McKean Feynman-Kac probabilistic representations of non-linear partial differential equations

TL;DR

This paper reviews the use of McKean Feynman-Kac equations to represent complex non-linear PDEs, highlighting their applications in modeling, numerical approximation, and stochastic control.

Contribution

It introduces the concept of MFKEs as a generalization of MSDEs for representing non-conservative non-linear PDEs and discusses their relevance in various applications.

Findings

MFKEs extend MSDEs to non-conservative PDEs

MFKEs are useful in stochastic control modeling

Representation of backward Fokker-Planck equations

Abstract

This paper presents a partial state of the art about the topic of representation of generalized Fokker-Planck Partial Differential Equations (PDEs) by solutions of McKean Feynman-Kac Equations (MFKEs) that generalize the notion of McKean Stochastic Differential Equations (MSDEs).
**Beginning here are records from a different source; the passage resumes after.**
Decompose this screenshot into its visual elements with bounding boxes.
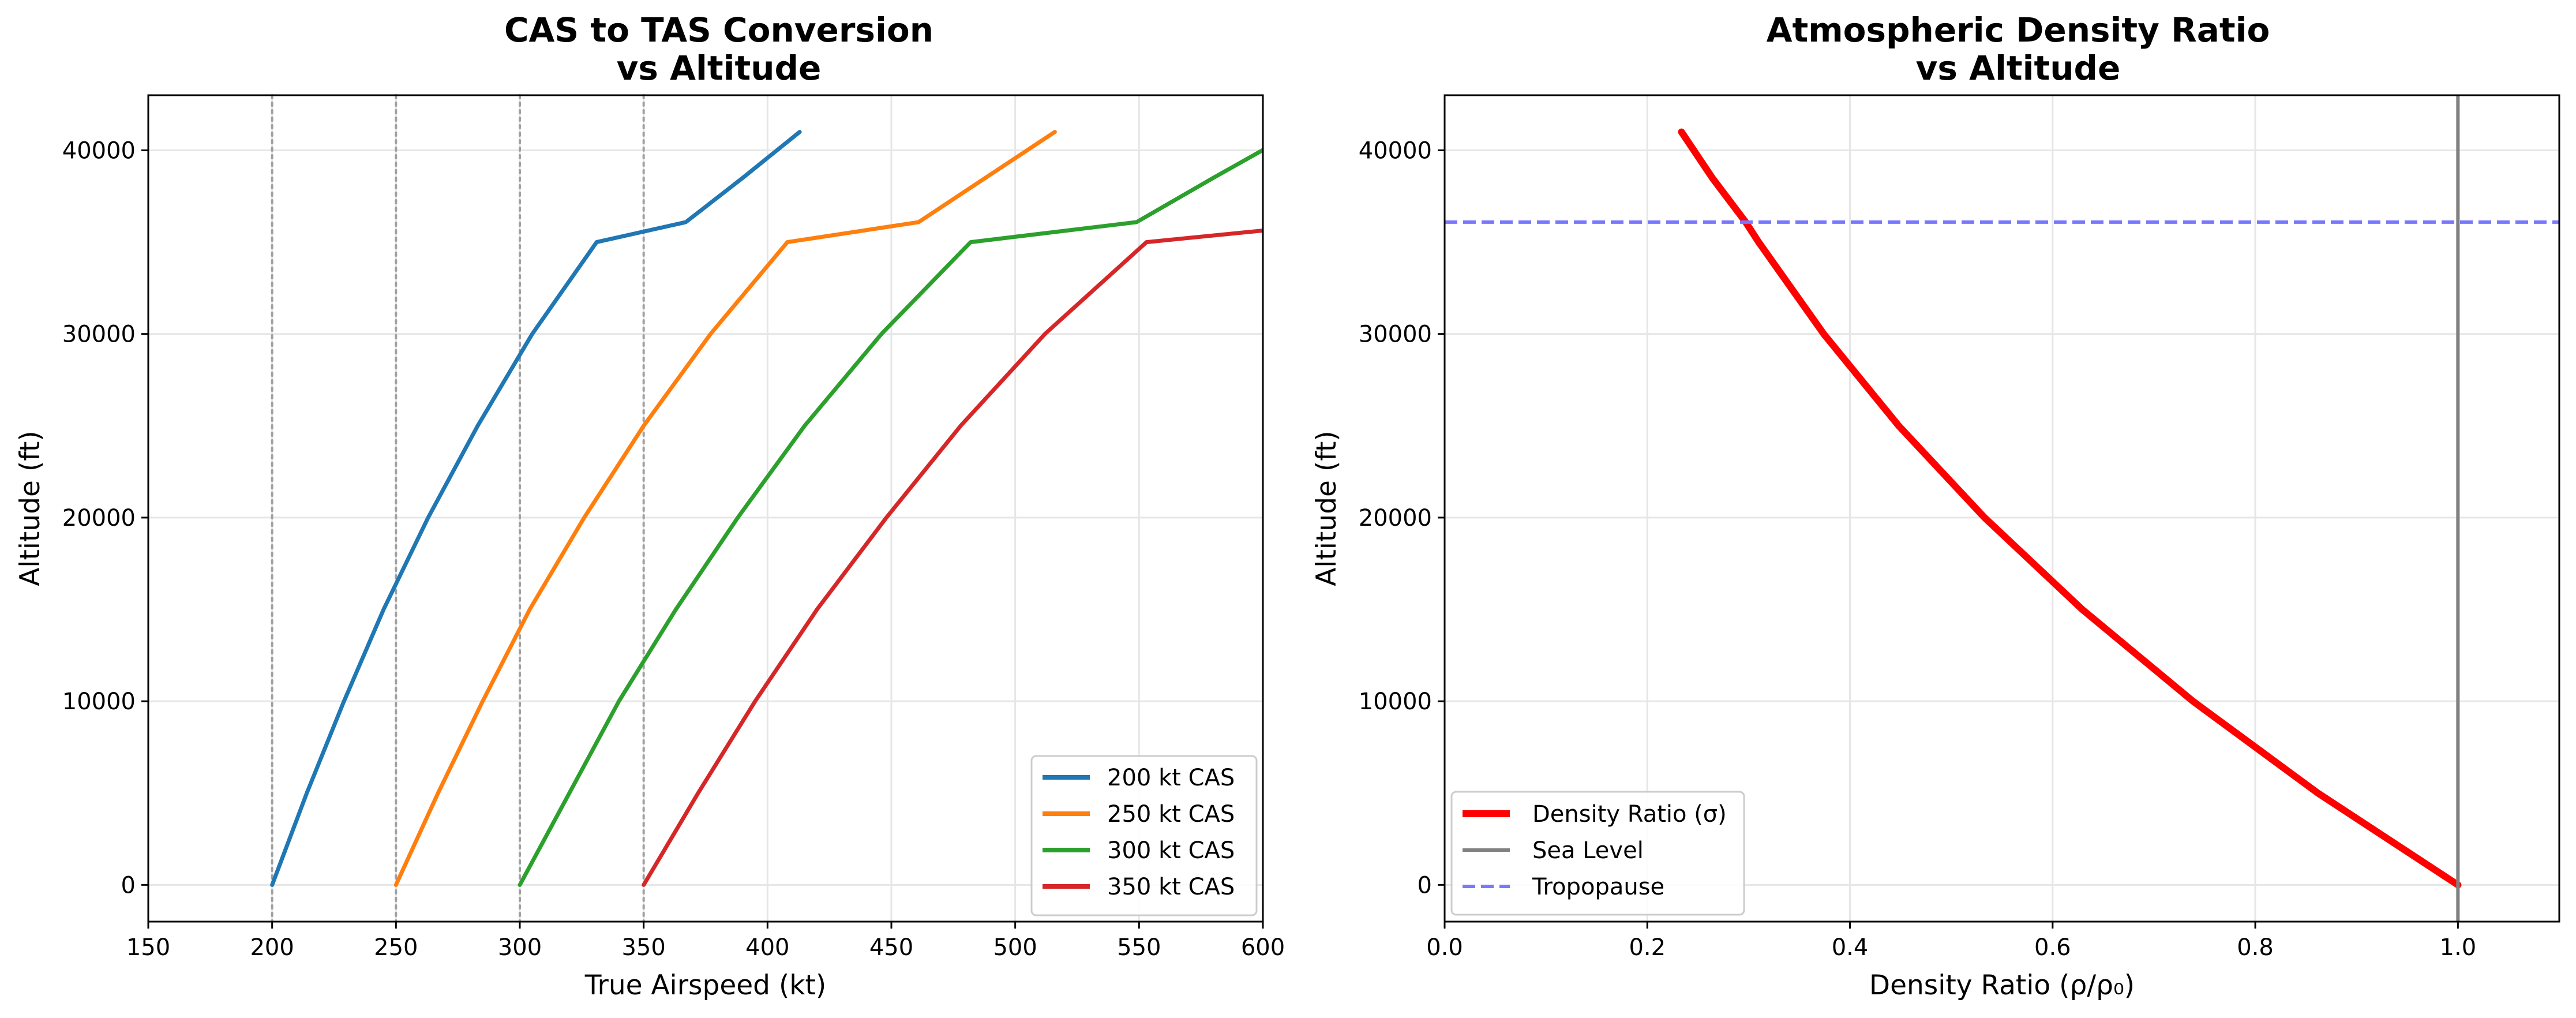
y-tick-label: 40000 (62, 137, 136, 164)
y-tick-label: 20000 (1359, 505, 1432, 532)
y-axis-ticks: 0 10000 20000 30000 40000 (62, 137, 148, 899)
chart-title-line2: vs Altitude (1916, 48, 2121, 88)
y-tick-label: 0 (121, 872, 136, 899)
legend: 200 kt CAS 250 kt CAS 300 kt CAS 350 kt … (1030, 755, 1258, 916)
x-tick-label: 550 (1117, 934, 1161, 961)
plot-frame (1443, 94, 2560, 923)
x-tick-label: 350 (621, 934, 665, 961)
chart-title-line1: CAS to TAS Conversion (504, 10, 933, 50)
legend-entry: 250 kt CAS (1107, 801, 1235, 828)
y-axis-label: Altitude (ft) (14, 431, 46, 586)
legend-entry: Tropopause (1532, 874, 1664, 900)
chart-title-line2: vs Altitude (617, 48, 822, 88)
series-lines (270, 130, 1263, 887)
series-line (393, 130, 1057, 887)
x-tick-label: 450 (869, 934, 913, 961)
series-line (518, 147, 1263, 887)
legend-box (1450, 791, 1745, 916)
x-tick-label: 250 (374, 934, 418, 961)
series-line (1678, 128, 2462, 889)
legend-box (1030, 755, 1258, 916)
y-tick-label: 40000 (1359, 137, 1432, 164)
y-tick-label: 30000 (62, 321, 136, 348)
legend-entry: Sea Level (1532, 837, 1644, 864)
y-tick-label: 0 (1418, 872, 1432, 899)
y-axis-ticks: 0 10000 20000 30000 40000 (1359, 137, 1445, 899)
x-tick-label: 300 (498, 934, 542, 961)
legend: Density Ratio (σ) Sea Level Tropopause (1450, 791, 1745, 916)
legend-entry: 350 kt CAS (1107, 874, 1235, 900)
chart-density-ratio: Atmospheric Density Ratio vs Altitude 0.… (1311, 10, 2560, 1001)
x-axis-label: True Airspeed (kt) (584, 970, 827, 1001)
x-tick-label: 150 (126, 934, 170, 961)
y-tick-label: 20000 (62, 505, 136, 532)
legend-entry: 300 kt CAS (1107, 837, 1235, 864)
x-tick-label: 1.0 (2440, 934, 2477, 961)
x-axis-ticks: 150 200 250 300 350 400 450 500 550 600 (126, 922, 1285, 961)
series-line (642, 228, 1263, 887)
x-tick-label: 0.0 (1426, 934, 1463, 961)
series-lines (1445, 95, 2559, 922)
x-axis-label: Density Ratio (ρ/ρ₀) (1869, 970, 2135, 1001)
x-tick-label: 500 (993, 934, 1037, 961)
legend-entry: Density Ratio (σ) (1532, 801, 1727, 828)
y-tick-label: 30000 (1359, 321, 1432, 348)
y-tick-label: 10000 (1359, 688, 1432, 715)
x-tick-label: 0.8 (2237, 934, 2274, 961)
y-tick-label: 10000 (62, 688, 136, 715)
x-axis-ticks: 0.0 0.2 0.4 0.6 0.8 1.0 (1426, 922, 2476, 961)
y-axis-label: Altitude (ft) (1311, 431, 1343, 586)
x-tick-label: 600 (1241, 934, 1285, 961)
x-tick-label: 0.6 (2034, 934, 2071, 961)
plot-frame (147, 94, 1264, 923)
x-tick-label: 200 (250, 934, 294, 961)
legend-entry: 200 kt CAS (1107, 765, 1235, 791)
series-line (270, 130, 802, 887)
chart-title-line1: Atmospheric Density Ratio (1767, 10, 2270, 50)
x-tick-label: 400 (745, 934, 789, 961)
x-tick-label: 0.2 (1629, 934, 1666, 961)
chart-cas-tas: CAS to TAS Conversion vs Altitude 150 200… (14, 10, 1285, 1001)
x-tick-label: 0.4 (1832, 934, 1869, 961)
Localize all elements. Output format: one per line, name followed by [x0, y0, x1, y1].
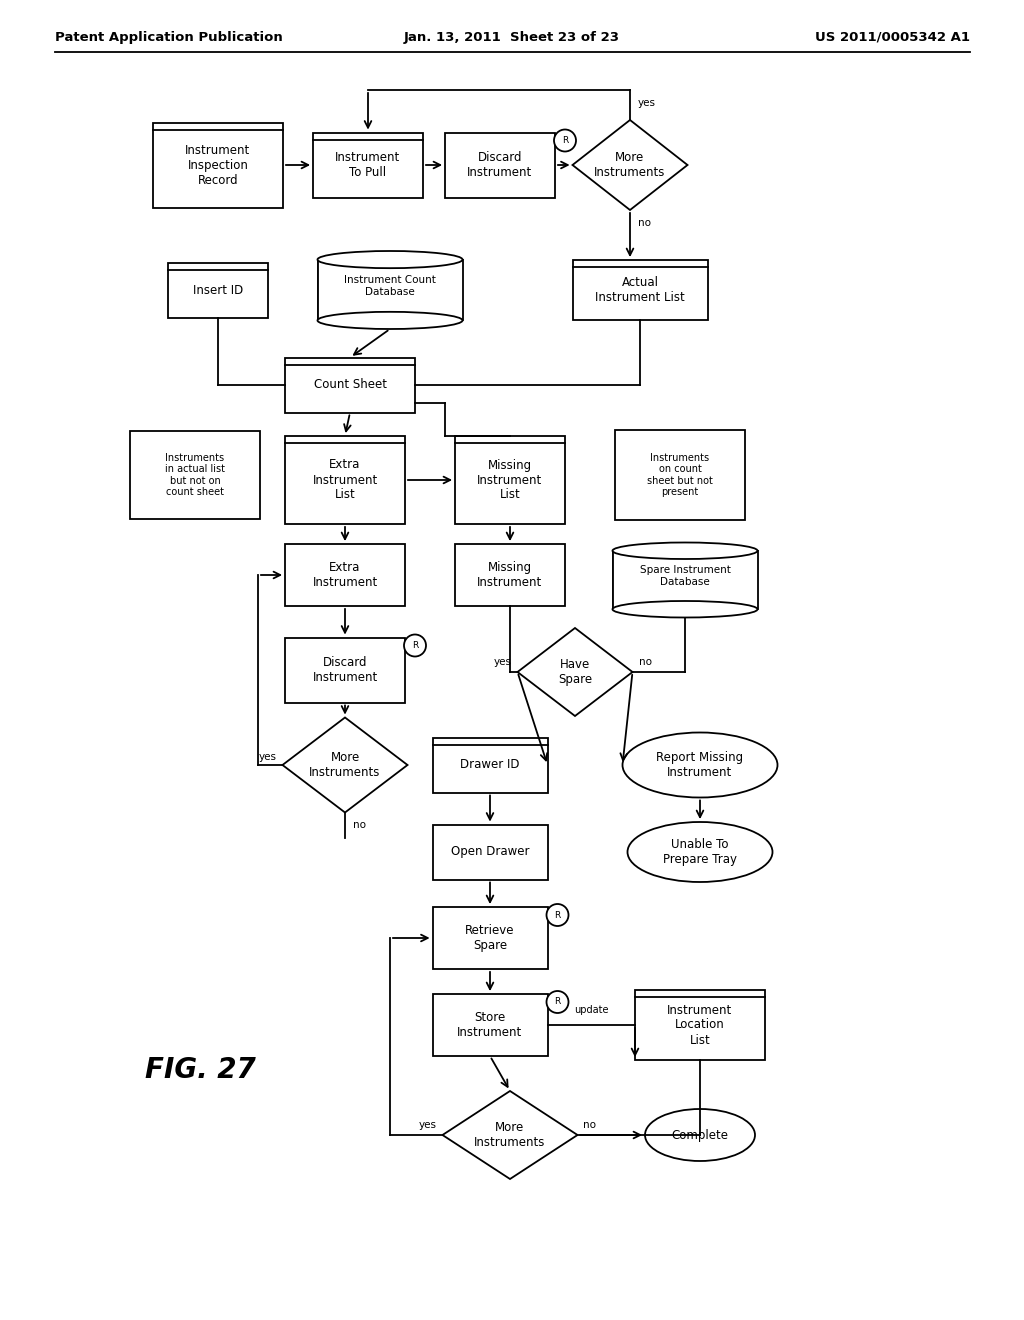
Ellipse shape	[612, 601, 758, 618]
Bar	[635, 990, 765, 1060]
Text: Patent Application Publication: Patent Application Publication	[55, 30, 283, 44]
Polygon shape	[572, 120, 687, 210]
Text: Extra
Instrument: Extra Instrument	[312, 561, 378, 589]
Ellipse shape	[645, 1109, 755, 1162]
Text: Extra
Instrument
List: Extra Instrument List	[312, 458, 378, 502]
Text: R: R	[562, 136, 568, 145]
Bar	[572, 260, 708, 319]
Bar	[455, 436, 565, 524]
Text: Instruments
in actual list
but not on
count sheet: Instruments in actual list but not on co…	[165, 453, 225, 498]
Text: Open Drawer: Open Drawer	[451, 846, 529, 858]
Ellipse shape	[317, 312, 463, 329]
Text: More
Instruments: More Instruments	[309, 751, 381, 779]
Text: Discard
Instrument: Discard Instrument	[467, 150, 532, 180]
Bar	[285, 638, 406, 702]
Text: Missing
Instrument: Missing Instrument	[477, 561, 543, 589]
Bar	[285, 544, 406, 606]
Circle shape	[547, 904, 568, 927]
Ellipse shape	[628, 822, 772, 882]
Text: Store
Instrument: Store Instrument	[458, 1011, 522, 1039]
Text: Instruments
on count
sheet but not
present: Instruments on count sheet but not prese…	[647, 453, 713, 498]
Text: no: no	[353, 821, 366, 830]
Polygon shape	[517, 628, 633, 715]
Circle shape	[547, 991, 568, 1012]
Bar	[432, 907, 548, 969]
Text: no: no	[584, 1119, 597, 1130]
Text: More
Instruments: More Instruments	[594, 150, 666, 180]
Bar	[432, 738, 548, 792]
Text: Instrument
To Pull: Instrument To Pull	[336, 150, 400, 180]
Text: Instrument Count
Database: Instrument Count Database	[344, 275, 436, 297]
Circle shape	[554, 129, 575, 152]
Ellipse shape	[623, 733, 777, 797]
Bar	[153, 123, 283, 207]
Text: Actual
Instrument List: Actual Instrument List	[595, 276, 685, 304]
Text: Instrument
Inspection
Record: Instrument Inspection Record	[185, 144, 251, 186]
Text: Report Missing
Instrument: Report Missing Instrument	[656, 751, 743, 779]
Text: Have
Spare: Have Spare	[558, 657, 592, 686]
Text: Drawer ID: Drawer ID	[460, 759, 520, 771]
Bar	[285, 436, 406, 524]
Text: Jan. 13, 2011  Sheet 23 of 23: Jan. 13, 2011 Sheet 23 of 23	[404, 30, 620, 44]
Bar	[168, 263, 268, 318]
Text: US 2011/0005342 A1: US 2011/0005342 A1	[815, 30, 970, 44]
Text: update: update	[574, 1005, 608, 1015]
Text: FIG. 27: FIG. 27	[144, 1056, 255, 1084]
Bar	[445, 132, 555, 198]
Bar	[432, 994, 548, 1056]
Text: R: R	[412, 642, 418, 649]
Bar	[432, 825, 548, 879]
Text: Spare Instrument
Database: Spare Instrument Database	[640, 565, 730, 586]
Text: Count Sheet: Count Sheet	[313, 379, 386, 392]
Text: Complete: Complete	[672, 1129, 728, 1142]
Text: yes: yes	[494, 657, 512, 667]
Bar	[612, 550, 758, 610]
Bar	[313, 132, 423, 198]
Text: yes: yes	[419, 1119, 436, 1130]
Text: Instrument
Location
List: Instrument Location List	[668, 1003, 732, 1047]
Text: R: R	[554, 911, 560, 920]
Text: R: R	[554, 998, 560, 1006]
Text: Retrieve
Spare: Retrieve Spare	[465, 924, 515, 952]
Text: Unable To
Prepare Tray: Unable To Prepare Tray	[663, 838, 737, 866]
Circle shape	[404, 635, 426, 656]
Text: Discard
Instrument: Discard Instrument	[312, 656, 378, 684]
Bar	[455, 544, 565, 606]
Ellipse shape	[317, 251, 463, 268]
Bar	[285, 358, 415, 412]
Text: More
Instruments: More Instruments	[474, 1121, 546, 1148]
Text: Missing
Instrument
List: Missing Instrument List	[477, 458, 543, 502]
Text: no: no	[639, 657, 651, 667]
Polygon shape	[283, 718, 408, 813]
Bar	[317, 260, 463, 321]
Bar	[615, 430, 745, 520]
Text: yes: yes	[258, 752, 276, 762]
Text: no: no	[638, 218, 651, 228]
Bar	[130, 432, 260, 519]
Text: yes: yes	[638, 98, 656, 108]
Text: Insert ID: Insert ID	[193, 284, 243, 297]
Ellipse shape	[612, 543, 758, 558]
Polygon shape	[442, 1092, 578, 1179]
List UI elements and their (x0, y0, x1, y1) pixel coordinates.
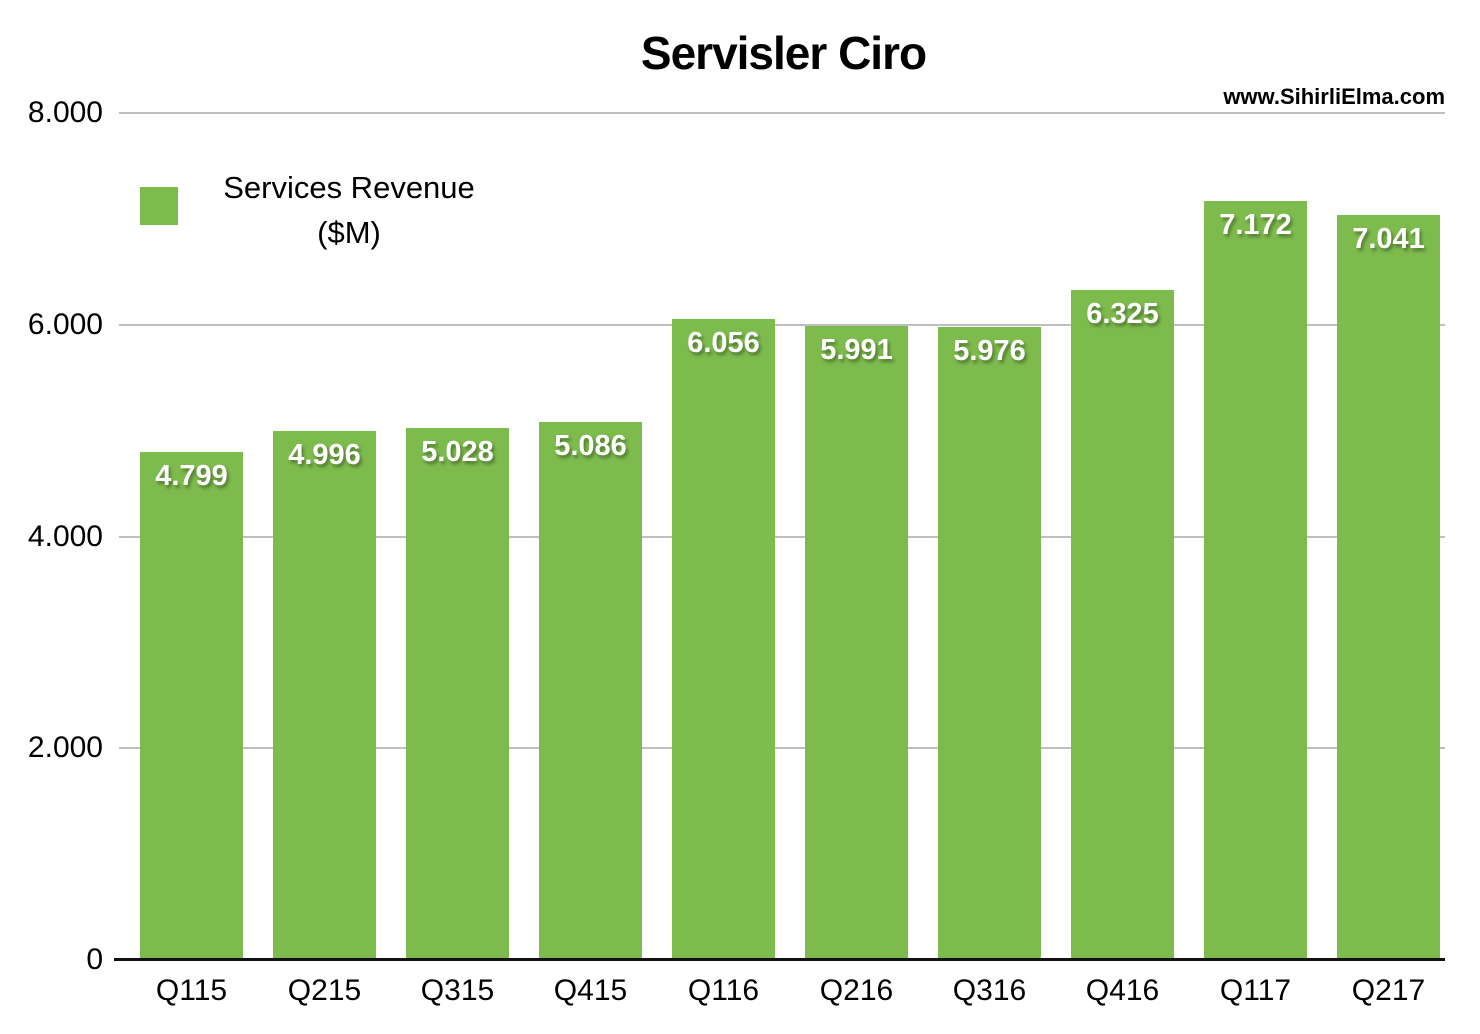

While MSDEs can be related to non-linear Fokker-Planck PDEs, MFKEs can be related to non-conservative non-linear PDEs. Motivations come from modeling issues but also from numerical approximation issues in computing the solution of a PDE, arising for instance in the context of stochastic control. MFKEs also appear naturally in representing final value problems related to backward Fokker-Planck equations.